La Ride de filles s’arrêtera à Granby le 13 juillet prochain.

La Ride de filles s'arrêtera à Granby

La Ville de Granby souhaite démontrer son ouverture face aux motocyclistes. À preuve, elle accueillera les quelque 300 participantes de l’événement Ride de filles, le 13 juillet prochain, alors que le groupe effectuera une pause sur l’heure du midi au parc Daniel-Johnson.

« Ça va être un événement dans l’événement. Un moment historique, compte tenu de la réputation de Granby à l’endroit des motos », a laissé tomber avec un brin d’amusement le directeur général de la Ride de filles, Michel Côté.

Celui-ci affirme avoir été très sceptique lorsque des participants de l’an dernier l’ont approché pour lui suggérer d’ajouter la ville de Granby sur la liste des arrêts. Ce sont ces mêmes personnes qui l’ont mis en contact avec le conseiller municipal Robert Riel, qui a toutefois su se faire convaincant et « facilitant », affirme M. Côté. À tel point que Granby a contre toute attente été ajouté sur l’itinéraire.

« On est en demande dans bien des municipalités.
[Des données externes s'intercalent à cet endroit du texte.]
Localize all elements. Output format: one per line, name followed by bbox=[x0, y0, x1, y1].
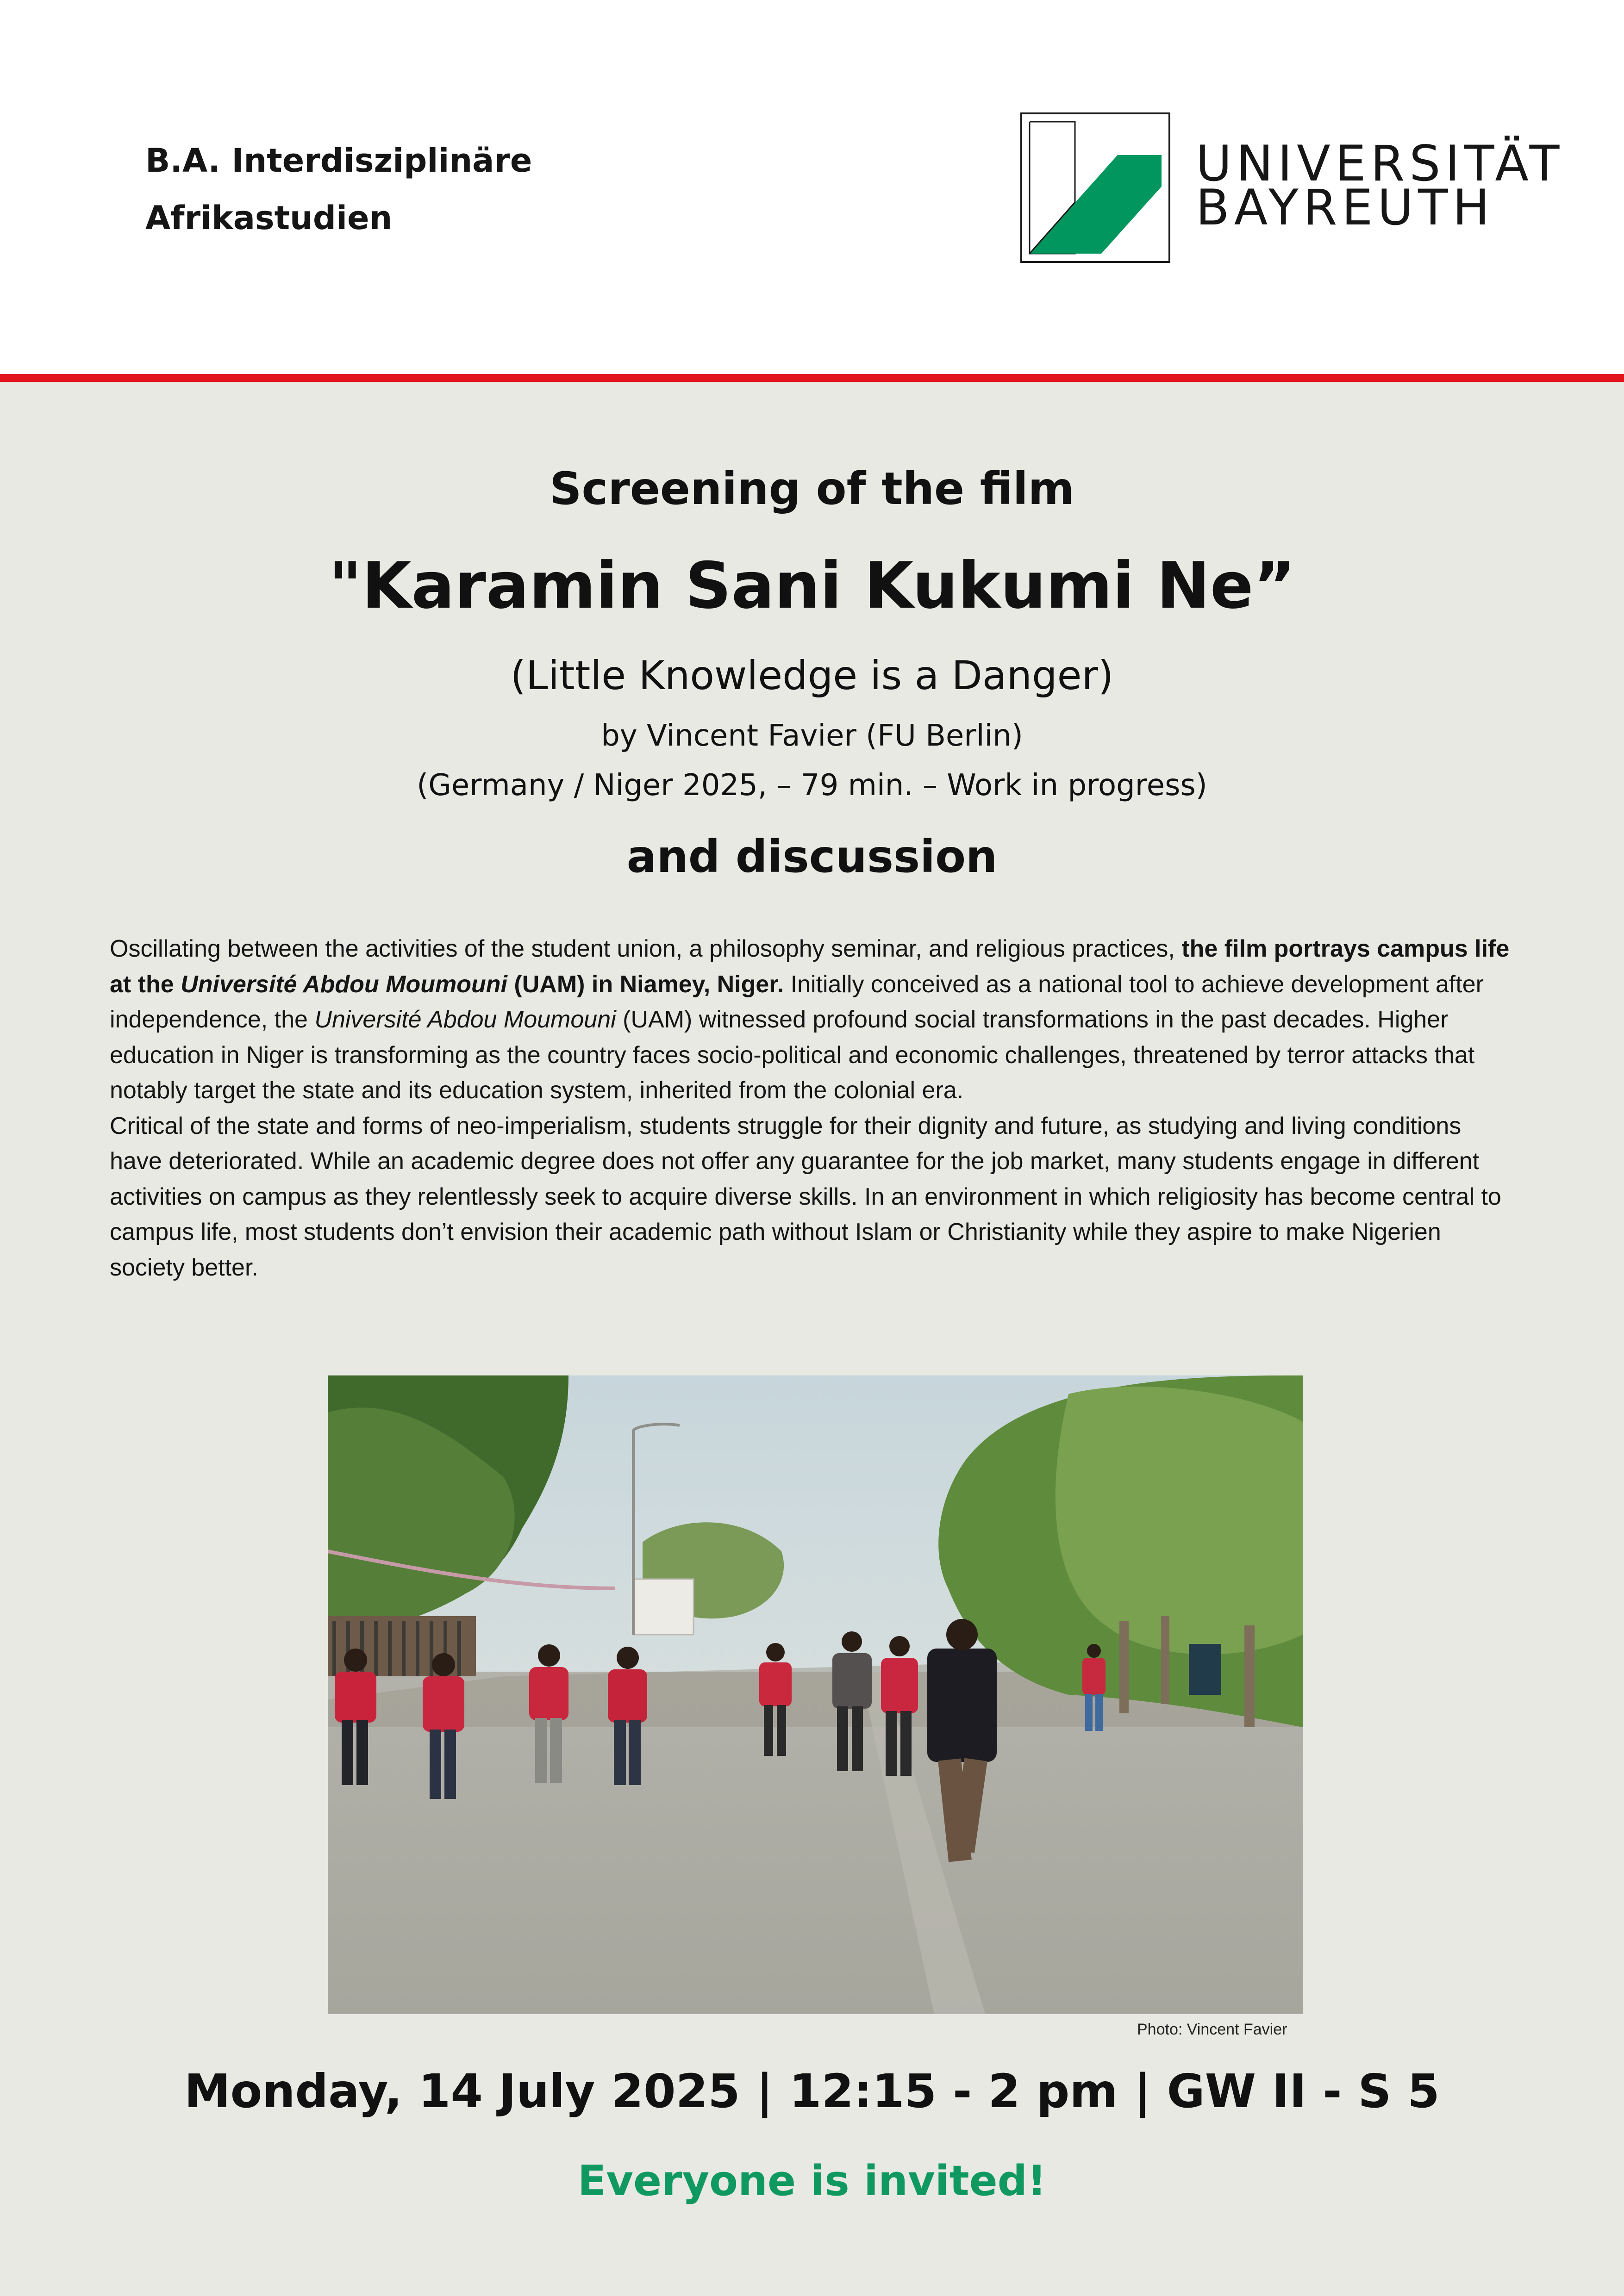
film-subtitle: (Little Knowledge is a Danger) bbox=[510, 653, 1114, 699]
film-details: (Germany / Niger 2025, – 79 min. – Work in progress) bbox=[417, 768, 1207, 803]
description-paragraph-2: Critical of the state and forms of neo-imperialism, students struggle for their dignity and future, as studying and living conditions have deteriorated. While an academic degree does not offer any guarantee for the job market, many students engage in different activities on campus as they relentlessly seek to acquire diverse skills. In an environment in which religiosity has become central to campus life, most students don’t envision their academic path without Islam or Christianity while they aspire to make Nigerien society better. bbox=[110, 1112, 1501, 1281]
film-description bbox=[110, 931, 1512, 1285]
discussion-heading: and discussion bbox=[626, 831, 998, 883]
campus-street-photo bbox=[328, 1375, 1303, 2014]
department-name bbox=[145, 132, 532, 247]
university-wordmark-line-2: BAYREUTH bbox=[1196, 179, 1494, 236]
university-logo-mark bbox=[1020, 112, 1170, 263]
university-wordmark bbox=[1196, 135, 1564, 236]
header-divider bbox=[0, 374, 1624, 382]
department-line-1: B.A. Interdisziplinäre bbox=[145, 142, 532, 180]
film-title: "Karamin Sani Kukumi Ne” bbox=[328, 548, 1296, 623]
description-paragraph-1: Oscillating between the activities of the student union, a philosophy seminar, and religious practices, the film portrays campus life at the Université Abdou Moumouni (UAM) in Niamey, Niger. Initially conceived as a national tool to achieve development after independence, the Université Abdou Moumouni (UAM) witnessed profound social transformations in the past decades. Higher education in Niger is transforming as the country faces socio-political and economic challenges, threatened by terror attacks that notably target the state and its education system, inherited from the colonial era. bbox=[110, 935, 1510, 1104]
event-date-time-place: Monday, 14 July 2025 | 12:15 - 2 pm | GW II - S 5 bbox=[184, 2064, 1440, 2118]
university-wordmark-line-1: UNIVERSITÄT bbox=[1196, 135, 1564, 192]
header bbox=[0, 0, 1624, 374]
invitation: Everyone is invited! bbox=[577, 2157, 1047, 2205]
event-kicker: Screening of the film bbox=[550, 463, 1074, 515]
film-director: by Vincent Favier (FU Berlin) bbox=[601, 719, 1023, 753]
department-line-2: Afrikastudien bbox=[145, 199, 393, 237]
photo-credit: Photo: Vincent Favier bbox=[1137, 2021, 1287, 2038]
Granby n’était pas dans les cartes pour 2019 », affirme Michel Côté qui salue le travail réalisé par M. Riel dans le dossier. Les élus ont résolu lundi de fournir les services municipaux nécessaires à ce passage dans la ville, dont les coûts sont estimés à 4700 $.

La Ride de filles en sera à sa 11e saison. Elle a été initiée en a 2009 par la présidente fondatrice Sylvie Brisebois qui avait, à l’époque, décidé de faire une balade en moto entre filles pour amasser des fonds pour la lutte contre le cancer du sein.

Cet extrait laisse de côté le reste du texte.